Once Angelika sang, she was truly angelic, with understated but charmingly varied facial expressions, whatever subtly enhanced the text. Drama was exuded by the eyes, and surged from the versatility of the voice. That she is a lovely woman added to the expressiveness of the performance. (Personally, I would not allow a pachyderm like Stephanie Blythe on a concert stage no matter how good her voice.)

The last song she delivered in her crystalline yet also warm soprano, “Geh, Geliebter, geh jetzt!” (Go, Beloved, Go Now), was one of my supreme concertgoing experiences. In the text, a girl after a night of lovemaking urges her lover to be off with the dawn, lest prying neighbors’ eyes and malicious tongues put paid to the lovers’ nocturnal trysts.

There was more true, deep feeling in the soprano’s rendition of that one lied than in an entire recital by so many other singers. Then, delightfully introduced by Drake—as apt with his words as with his fingers—we got for an encore a duet by Schumann, which recalled for me an evening at Carnegie Hall: a joint recital by Kirchschlager and the marvelous British baritone Simon Keenlyside, featuring several such duets.
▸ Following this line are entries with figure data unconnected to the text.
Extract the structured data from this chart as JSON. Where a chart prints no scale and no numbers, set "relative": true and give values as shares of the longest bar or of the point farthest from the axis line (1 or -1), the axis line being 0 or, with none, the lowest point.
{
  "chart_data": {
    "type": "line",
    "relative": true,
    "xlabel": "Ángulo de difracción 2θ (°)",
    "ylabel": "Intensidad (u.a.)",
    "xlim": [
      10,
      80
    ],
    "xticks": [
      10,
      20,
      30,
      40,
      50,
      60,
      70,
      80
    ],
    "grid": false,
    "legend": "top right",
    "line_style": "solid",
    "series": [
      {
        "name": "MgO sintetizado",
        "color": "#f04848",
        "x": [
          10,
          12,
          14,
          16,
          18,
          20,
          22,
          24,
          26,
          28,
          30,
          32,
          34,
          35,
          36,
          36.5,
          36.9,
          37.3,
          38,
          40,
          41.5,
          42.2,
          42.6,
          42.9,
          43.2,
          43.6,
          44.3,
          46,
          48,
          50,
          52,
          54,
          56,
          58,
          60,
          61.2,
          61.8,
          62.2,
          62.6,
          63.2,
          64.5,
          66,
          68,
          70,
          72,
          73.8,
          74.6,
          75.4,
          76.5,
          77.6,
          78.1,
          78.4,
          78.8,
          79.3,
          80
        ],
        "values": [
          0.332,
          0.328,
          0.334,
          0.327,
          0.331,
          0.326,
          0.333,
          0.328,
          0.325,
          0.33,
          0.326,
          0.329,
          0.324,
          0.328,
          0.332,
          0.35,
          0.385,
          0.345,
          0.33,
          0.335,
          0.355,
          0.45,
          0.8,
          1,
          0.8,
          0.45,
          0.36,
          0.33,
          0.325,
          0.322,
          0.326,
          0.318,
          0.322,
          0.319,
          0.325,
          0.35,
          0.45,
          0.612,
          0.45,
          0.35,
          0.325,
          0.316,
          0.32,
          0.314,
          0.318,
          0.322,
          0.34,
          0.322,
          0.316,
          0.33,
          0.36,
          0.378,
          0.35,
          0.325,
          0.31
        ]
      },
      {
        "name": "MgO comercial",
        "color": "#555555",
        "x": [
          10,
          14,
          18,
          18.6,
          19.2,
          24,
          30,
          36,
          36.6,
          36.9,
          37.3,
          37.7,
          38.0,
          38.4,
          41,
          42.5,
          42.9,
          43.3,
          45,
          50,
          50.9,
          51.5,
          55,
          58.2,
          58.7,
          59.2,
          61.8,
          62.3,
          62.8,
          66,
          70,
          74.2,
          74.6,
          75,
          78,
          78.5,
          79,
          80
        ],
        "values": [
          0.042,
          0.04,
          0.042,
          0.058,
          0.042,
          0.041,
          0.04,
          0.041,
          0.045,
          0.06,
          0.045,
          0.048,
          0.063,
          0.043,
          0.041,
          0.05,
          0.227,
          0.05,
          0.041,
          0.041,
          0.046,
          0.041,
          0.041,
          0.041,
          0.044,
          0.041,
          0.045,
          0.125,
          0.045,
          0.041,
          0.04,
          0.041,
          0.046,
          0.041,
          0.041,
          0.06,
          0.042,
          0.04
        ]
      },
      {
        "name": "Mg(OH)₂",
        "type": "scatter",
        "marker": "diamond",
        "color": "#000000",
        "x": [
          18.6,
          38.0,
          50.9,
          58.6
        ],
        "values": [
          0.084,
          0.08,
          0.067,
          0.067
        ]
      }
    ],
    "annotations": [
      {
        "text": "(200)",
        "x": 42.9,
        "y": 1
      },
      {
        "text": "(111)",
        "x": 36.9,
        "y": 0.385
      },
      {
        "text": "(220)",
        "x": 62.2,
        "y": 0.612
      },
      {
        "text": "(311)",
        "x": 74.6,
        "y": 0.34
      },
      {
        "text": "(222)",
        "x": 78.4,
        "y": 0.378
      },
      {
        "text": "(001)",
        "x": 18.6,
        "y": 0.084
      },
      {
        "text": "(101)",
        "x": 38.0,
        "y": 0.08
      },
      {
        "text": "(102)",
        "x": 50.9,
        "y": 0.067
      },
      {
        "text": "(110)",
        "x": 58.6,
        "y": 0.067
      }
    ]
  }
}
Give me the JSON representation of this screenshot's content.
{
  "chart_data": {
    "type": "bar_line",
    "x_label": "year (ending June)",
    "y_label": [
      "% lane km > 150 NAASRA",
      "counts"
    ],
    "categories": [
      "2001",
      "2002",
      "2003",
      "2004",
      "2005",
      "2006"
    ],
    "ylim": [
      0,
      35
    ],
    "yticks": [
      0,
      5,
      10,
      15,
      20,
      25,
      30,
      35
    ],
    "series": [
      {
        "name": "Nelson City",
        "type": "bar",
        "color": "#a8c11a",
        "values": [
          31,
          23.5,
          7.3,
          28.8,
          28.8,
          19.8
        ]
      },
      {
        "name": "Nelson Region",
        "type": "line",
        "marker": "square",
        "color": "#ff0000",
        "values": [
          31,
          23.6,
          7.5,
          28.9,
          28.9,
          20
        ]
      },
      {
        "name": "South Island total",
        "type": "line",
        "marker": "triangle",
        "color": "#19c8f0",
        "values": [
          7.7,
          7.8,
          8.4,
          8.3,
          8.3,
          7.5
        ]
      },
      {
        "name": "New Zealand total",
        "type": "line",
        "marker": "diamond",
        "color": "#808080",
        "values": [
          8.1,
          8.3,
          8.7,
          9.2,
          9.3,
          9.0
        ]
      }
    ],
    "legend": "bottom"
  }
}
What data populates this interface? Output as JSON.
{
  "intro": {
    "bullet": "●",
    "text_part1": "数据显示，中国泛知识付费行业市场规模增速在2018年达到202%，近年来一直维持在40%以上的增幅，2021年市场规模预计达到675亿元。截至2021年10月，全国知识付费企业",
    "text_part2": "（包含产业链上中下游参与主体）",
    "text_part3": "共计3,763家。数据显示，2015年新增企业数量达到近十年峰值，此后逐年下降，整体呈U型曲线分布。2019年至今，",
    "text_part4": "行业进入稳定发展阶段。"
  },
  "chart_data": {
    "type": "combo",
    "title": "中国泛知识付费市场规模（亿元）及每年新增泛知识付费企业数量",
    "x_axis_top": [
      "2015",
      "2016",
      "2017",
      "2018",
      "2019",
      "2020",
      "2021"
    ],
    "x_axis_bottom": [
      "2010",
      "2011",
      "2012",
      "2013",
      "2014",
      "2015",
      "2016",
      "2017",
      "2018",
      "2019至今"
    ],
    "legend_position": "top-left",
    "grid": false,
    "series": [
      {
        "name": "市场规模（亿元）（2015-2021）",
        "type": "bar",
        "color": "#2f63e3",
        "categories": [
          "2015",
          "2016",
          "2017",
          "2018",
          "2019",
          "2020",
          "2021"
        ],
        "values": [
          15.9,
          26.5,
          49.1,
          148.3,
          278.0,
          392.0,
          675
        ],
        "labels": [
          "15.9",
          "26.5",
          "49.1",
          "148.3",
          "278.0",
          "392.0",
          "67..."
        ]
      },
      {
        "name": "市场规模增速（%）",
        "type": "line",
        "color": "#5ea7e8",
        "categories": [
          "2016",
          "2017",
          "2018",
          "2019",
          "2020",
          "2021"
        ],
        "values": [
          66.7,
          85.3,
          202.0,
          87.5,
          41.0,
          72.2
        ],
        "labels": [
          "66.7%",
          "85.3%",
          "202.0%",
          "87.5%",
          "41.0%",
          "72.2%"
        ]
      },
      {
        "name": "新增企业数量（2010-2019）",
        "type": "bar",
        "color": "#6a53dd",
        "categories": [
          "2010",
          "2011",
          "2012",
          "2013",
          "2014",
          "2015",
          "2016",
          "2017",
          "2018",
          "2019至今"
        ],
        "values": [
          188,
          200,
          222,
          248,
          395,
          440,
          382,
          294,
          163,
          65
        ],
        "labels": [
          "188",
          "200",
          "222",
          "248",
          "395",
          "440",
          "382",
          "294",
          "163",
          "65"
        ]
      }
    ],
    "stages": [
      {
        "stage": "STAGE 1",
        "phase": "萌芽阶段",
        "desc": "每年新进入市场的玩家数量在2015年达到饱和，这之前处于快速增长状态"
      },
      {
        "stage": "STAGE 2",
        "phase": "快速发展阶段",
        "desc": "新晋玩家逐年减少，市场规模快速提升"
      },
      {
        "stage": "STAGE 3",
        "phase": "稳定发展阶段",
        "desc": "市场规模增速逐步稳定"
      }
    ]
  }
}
But what about the songs themselves? I prefer Wolf’s similar Italienisches Liederbuch, a setting of songs from the Italian, and even more so the lieder from neither of the songbooks, but superb settings of great poems by the likes of Goethe and Mörike, exalted or shattering as very little in the two song cycles is.

But Hugo Wolf is always interesting. I have a little brochure entitled Das Lied, and subtitled (I translate) “A German Contribution to World Culture,” a collection of essays by various hands (including a lovely prose poem by the distinguished Ingeborg Bachmann), published as an elaborate program booklet in conjunction with a series of concerts and master classes in the fall of 1990, presided over by Fischer-Dieskau, Elisabeth Schwarzkopf, Mitsouko Sirai and Hartmut Höll, and sponsored by the International Hugo Wolf Society of Stuttgart.

I definitely wasn’t there, alas, and have no idea how the brochure came into my possession. In any case, it contains the text of a talk by the eminent French philosophy professor and music scholar Andre Tubeuf, in which he aptly characterizes Wolf’s work as “l’apogée désespérée d’un genre,” the desperate high point of an art form, which Wolf’s lieder assuredly are.

This brings to mind an incident from the distant past, when Fischer-Dieskau gave a series of lieder recitals in Carnegie Hall. The last of them was to have been all Hugo Wolf, but the crass impresario Sol Hurok persuaded the baritone to switch to all Schubert, which, he claimed, sells better. Emerging disappointed from the concert, I ran into the legendary music critic B. H. Haggin, who beamed at me and exclaimed, “Wasn’t it wonderful?” It would have been more so, I replied, had it remained Wolf. Haggin stared at me in disbelief: How could anyone prefer Wolf to Schubert? Well, by and large, I did. And still do.